L'ADIEU À LA NUIT Bande Annonce (2019) Catherine Deneuve, Film Français
Durée : 02:01

Après un drame historique en demi-teinte quelque peu décevant (Nos années folles, 2017), André Téchiné, 76 ans, l’un des plus fins et généreux conteurs du cinéma français, revient comme ragaillardi avec un nouveau film, qui non seulement renoue avec des motifs familiers de son cinéma (les étendues de son Sud-Ouest natal, les affres d’une jeunesse prenant la tangente, la présence de Catherine Deneuve, sa comédienne fétiche), mais délivre aussi sa propre variation sur un sujet d’actualité brûlant, rendu parfois difficilement audible par le tumulte médiatique. Inspiré par le recueil d’entretiens Les Français jihadistes (Les Arènes, 2014), du journaliste David Thomson, le film se penche sur la radicalisation religieuse de jeunes gens pas forcément défavorisés, parfois même bien intégrés, et sur la volonté aussi farouche que déroutante qui pousse certains d’entre eux à partir faire la guerre en Syrie.

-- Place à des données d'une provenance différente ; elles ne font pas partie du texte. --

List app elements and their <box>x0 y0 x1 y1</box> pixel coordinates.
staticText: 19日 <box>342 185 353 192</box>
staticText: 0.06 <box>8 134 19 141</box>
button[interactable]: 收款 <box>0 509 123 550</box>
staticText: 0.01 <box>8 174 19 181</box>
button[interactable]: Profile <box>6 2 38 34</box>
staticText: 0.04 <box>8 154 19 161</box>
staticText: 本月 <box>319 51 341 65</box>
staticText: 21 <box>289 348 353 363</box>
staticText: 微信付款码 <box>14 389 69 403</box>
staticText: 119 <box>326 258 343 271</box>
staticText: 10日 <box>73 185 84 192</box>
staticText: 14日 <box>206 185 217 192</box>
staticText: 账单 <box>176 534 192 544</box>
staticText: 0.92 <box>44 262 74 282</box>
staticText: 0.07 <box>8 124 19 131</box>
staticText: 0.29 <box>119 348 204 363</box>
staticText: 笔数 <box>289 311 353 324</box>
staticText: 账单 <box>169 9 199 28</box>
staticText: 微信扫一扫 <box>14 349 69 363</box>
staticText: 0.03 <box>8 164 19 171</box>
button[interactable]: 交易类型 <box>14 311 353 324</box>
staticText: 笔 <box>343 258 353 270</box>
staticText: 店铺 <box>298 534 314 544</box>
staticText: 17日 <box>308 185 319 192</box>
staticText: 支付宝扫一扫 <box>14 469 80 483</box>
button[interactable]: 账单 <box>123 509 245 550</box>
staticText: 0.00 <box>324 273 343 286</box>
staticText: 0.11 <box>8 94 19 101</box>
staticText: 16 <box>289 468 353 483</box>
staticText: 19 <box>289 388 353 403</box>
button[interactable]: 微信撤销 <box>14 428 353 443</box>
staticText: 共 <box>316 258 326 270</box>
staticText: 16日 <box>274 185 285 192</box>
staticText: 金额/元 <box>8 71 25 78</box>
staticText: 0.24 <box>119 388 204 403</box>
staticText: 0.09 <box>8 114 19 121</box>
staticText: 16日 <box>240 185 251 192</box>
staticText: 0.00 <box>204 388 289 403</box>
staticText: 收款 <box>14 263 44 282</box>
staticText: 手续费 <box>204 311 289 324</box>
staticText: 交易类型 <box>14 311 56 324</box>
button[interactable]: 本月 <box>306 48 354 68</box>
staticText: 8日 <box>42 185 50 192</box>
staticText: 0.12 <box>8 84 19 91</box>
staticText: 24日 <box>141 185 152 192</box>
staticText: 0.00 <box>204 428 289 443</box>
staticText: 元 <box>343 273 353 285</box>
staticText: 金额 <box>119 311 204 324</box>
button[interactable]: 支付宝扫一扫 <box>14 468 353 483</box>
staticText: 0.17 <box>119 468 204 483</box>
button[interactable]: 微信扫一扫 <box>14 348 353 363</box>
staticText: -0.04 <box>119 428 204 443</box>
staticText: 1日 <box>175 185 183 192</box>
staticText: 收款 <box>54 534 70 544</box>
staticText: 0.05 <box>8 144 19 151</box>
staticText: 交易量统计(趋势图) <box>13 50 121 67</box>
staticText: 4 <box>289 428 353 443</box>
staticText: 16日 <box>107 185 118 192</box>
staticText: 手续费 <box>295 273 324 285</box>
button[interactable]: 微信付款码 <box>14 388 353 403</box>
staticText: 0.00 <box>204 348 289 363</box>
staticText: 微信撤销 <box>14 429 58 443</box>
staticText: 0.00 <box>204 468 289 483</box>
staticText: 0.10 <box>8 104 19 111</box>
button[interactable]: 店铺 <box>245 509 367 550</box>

Muriel (Catherine Deneuve), femme à poigne et d’expérience, dirige avec son associé, Youssef (Mohamed Djouhri), un centre équestre flanqué d’une somptueuse cerisaie. Elle reçoit, pour quelques jours de vacances, son petit-fils, Alex (Kacey Mottet Klein, révélé par Téchiné dans Quand on a 17 ans, en 2016), avant qu’il ne parte s’installer définitivement au Canada avec sa petite amie, Lila (Oulaya Amamra), aide-soignante et familière du centre. Bien loin de retracer le mécanisme d’endoctrinement au djihad, comme avait pu le faire Philippe Faucon avec La Désintégration (2011), L’Adieu à la nuit sonde plus intimement le gouffre, la rupture aveugle, entre des générations dont les aspirations ont fini par différer.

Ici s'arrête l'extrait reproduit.